Textiles are the focus here: rugs, scarves, dresses, random swatches of fabric. Some of them are one solid color; most are intricately patterned. At times, they fill the entire frame, as Mack creates a dizzying kaleidoscopic effect by cutting to a new image multiple times each second. Often, though, the fabrics occupy one specific area, contextualized by the world beyond. (The film was reportedly shot on every continent except Antarctica.) They spill into and out of suitcases, snake along the baggage conveyor belts at airports, are reflected in various automobiles’ rear-view and side-view mirrors. Mack expertly varies the rhythm and tempo in a way that prevents visual fatigue, even though there’s virtually always something in rapid, disorienting flux. All the while, we hear a soundtrack that alternates between beat-heavy electronica—including one delightful tune constructed around Skype’s familiar ringtone—and industrial noises that presumably signify the work that went into making all of these beautiful objects.
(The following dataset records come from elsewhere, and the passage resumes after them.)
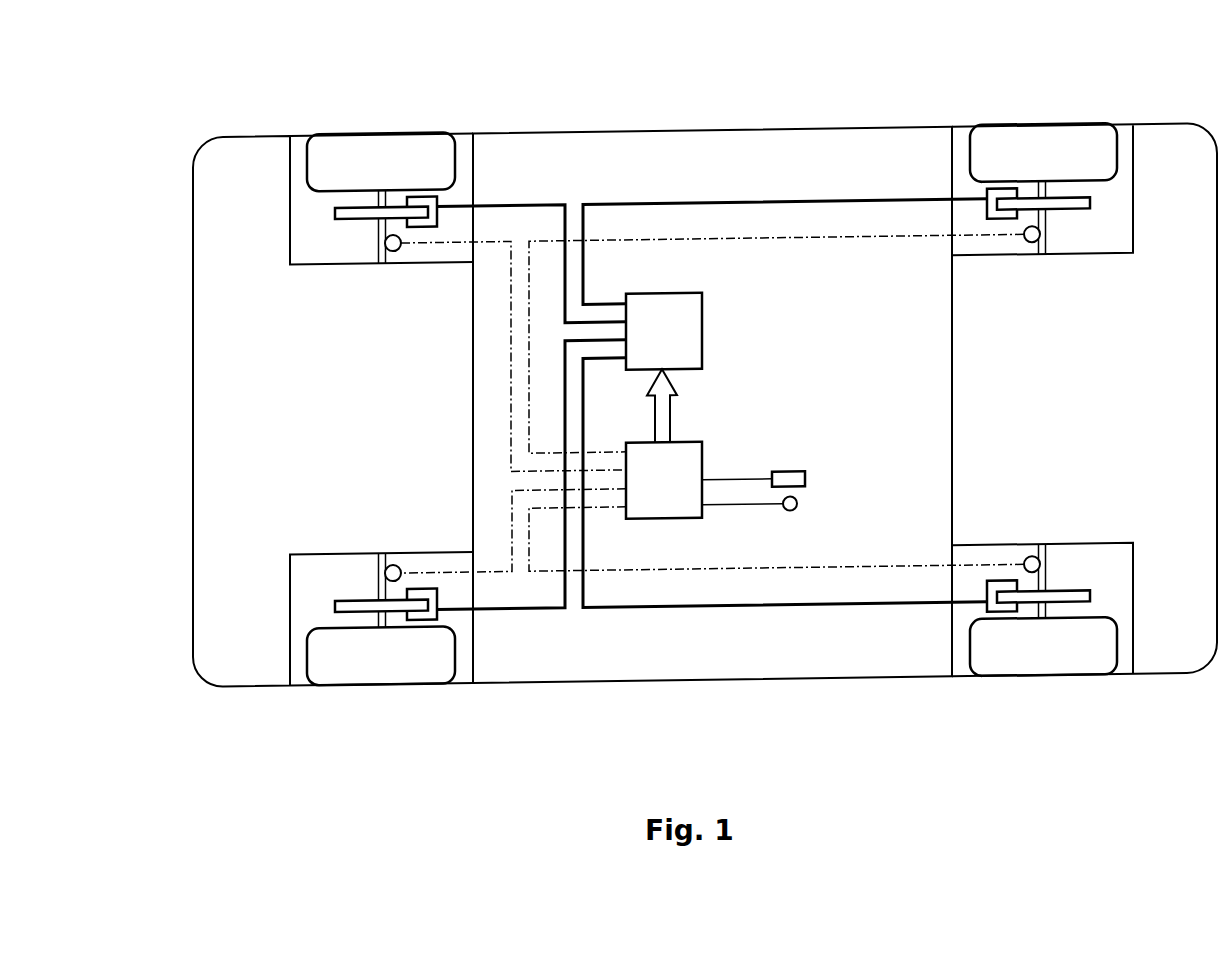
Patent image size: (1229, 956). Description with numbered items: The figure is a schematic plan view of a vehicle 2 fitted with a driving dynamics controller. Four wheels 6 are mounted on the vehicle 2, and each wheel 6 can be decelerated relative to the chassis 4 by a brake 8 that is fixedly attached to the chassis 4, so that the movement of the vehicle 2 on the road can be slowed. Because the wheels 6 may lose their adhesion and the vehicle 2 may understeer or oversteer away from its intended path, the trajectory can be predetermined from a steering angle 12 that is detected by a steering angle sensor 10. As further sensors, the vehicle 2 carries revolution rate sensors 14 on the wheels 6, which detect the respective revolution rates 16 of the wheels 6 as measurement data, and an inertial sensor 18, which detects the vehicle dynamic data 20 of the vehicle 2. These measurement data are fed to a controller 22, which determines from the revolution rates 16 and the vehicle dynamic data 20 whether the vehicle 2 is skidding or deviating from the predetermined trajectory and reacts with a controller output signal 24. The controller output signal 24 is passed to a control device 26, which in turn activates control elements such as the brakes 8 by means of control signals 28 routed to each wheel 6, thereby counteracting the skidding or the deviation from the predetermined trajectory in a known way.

The vehicle 2 is at (132, 50).
The chassis 4 is at (700, 132).
The wheel 6 is at (345, 131).
The brake 8 is at (345, 219).
The steering angle sensor 10 is at (786, 476).
The steering angle 12 is at (730, 483).
The revolution rate sensor 14 is at (395, 251).
The revolution rate 16 is at (487, 249).
The inertial sensor 18 is at (800, 511).
The vehicle dynamic data 20 is at (748, 512).
The controller 22 is at (634, 443).
The controller output signal 24 is at (670, 415).
The control device 26 is at (703, 318).
The control signal 28 is at (528, 204).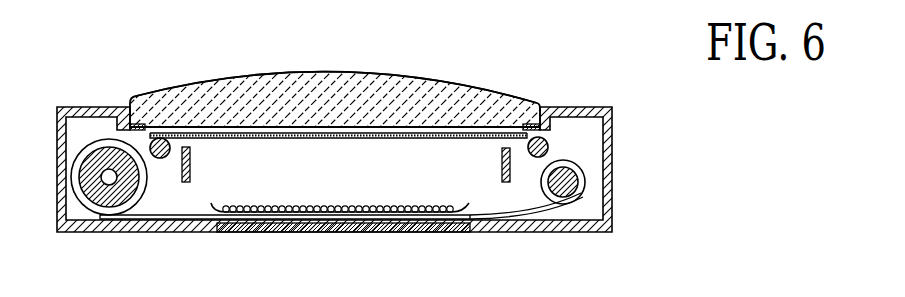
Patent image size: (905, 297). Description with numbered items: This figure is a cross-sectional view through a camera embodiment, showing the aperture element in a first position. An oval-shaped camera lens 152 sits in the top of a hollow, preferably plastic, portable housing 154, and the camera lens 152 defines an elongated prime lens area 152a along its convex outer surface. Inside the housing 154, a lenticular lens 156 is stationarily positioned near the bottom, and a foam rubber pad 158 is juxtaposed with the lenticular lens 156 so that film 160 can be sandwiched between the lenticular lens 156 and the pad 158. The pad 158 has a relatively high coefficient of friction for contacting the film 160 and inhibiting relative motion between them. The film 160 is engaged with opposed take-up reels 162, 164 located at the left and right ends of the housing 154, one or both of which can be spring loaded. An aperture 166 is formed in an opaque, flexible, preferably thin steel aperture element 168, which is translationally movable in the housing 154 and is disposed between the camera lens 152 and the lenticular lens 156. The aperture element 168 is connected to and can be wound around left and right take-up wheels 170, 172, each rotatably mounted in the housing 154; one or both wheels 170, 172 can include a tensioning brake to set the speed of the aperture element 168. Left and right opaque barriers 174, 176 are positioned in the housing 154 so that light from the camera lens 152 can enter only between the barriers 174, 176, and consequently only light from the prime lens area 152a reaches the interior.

Okay, maybe “true purity” went too far. While The Grand Bizarre can be enjoyed strictly for its aesthetic marvels, Mack is no stranger to conceptual ambition. Her best-known (but essentially unreleasable) previous work, 2013’s “Dusty Stacks Of Mom: The Poster Project,” is a 40-minute quasi-musical that accompanies shots of movie posters and celebrity stills with a full-length cover version of Pink Floyd’s The Dark Side Of The Moon, its lyrics rewritten to lament the failure of her parents’ business selling those materials out of a warehouse. The Grand Bizarre doesn’t swing quite that hard at potential cult status, but the film does feature a subtly pointed message about the human cost of labor, encoded within the locations (we see a lot of factories and shipping containers) and the audio. Its extended final movement cycles full-speed through literally hundreds of distinct textile images, while we hear nothing but soft rustles and a recurring double click. The sounds are never explained, but eventually you realize what they represent, and register the mind-boggling number of rustles and clicks that were necessary to create just the montage that’s currently assaulting your eyeballs. There’s always an element of awe when it comes to stop-motion animation, but usually one imagines a large team at work. This is just one remarkable woman.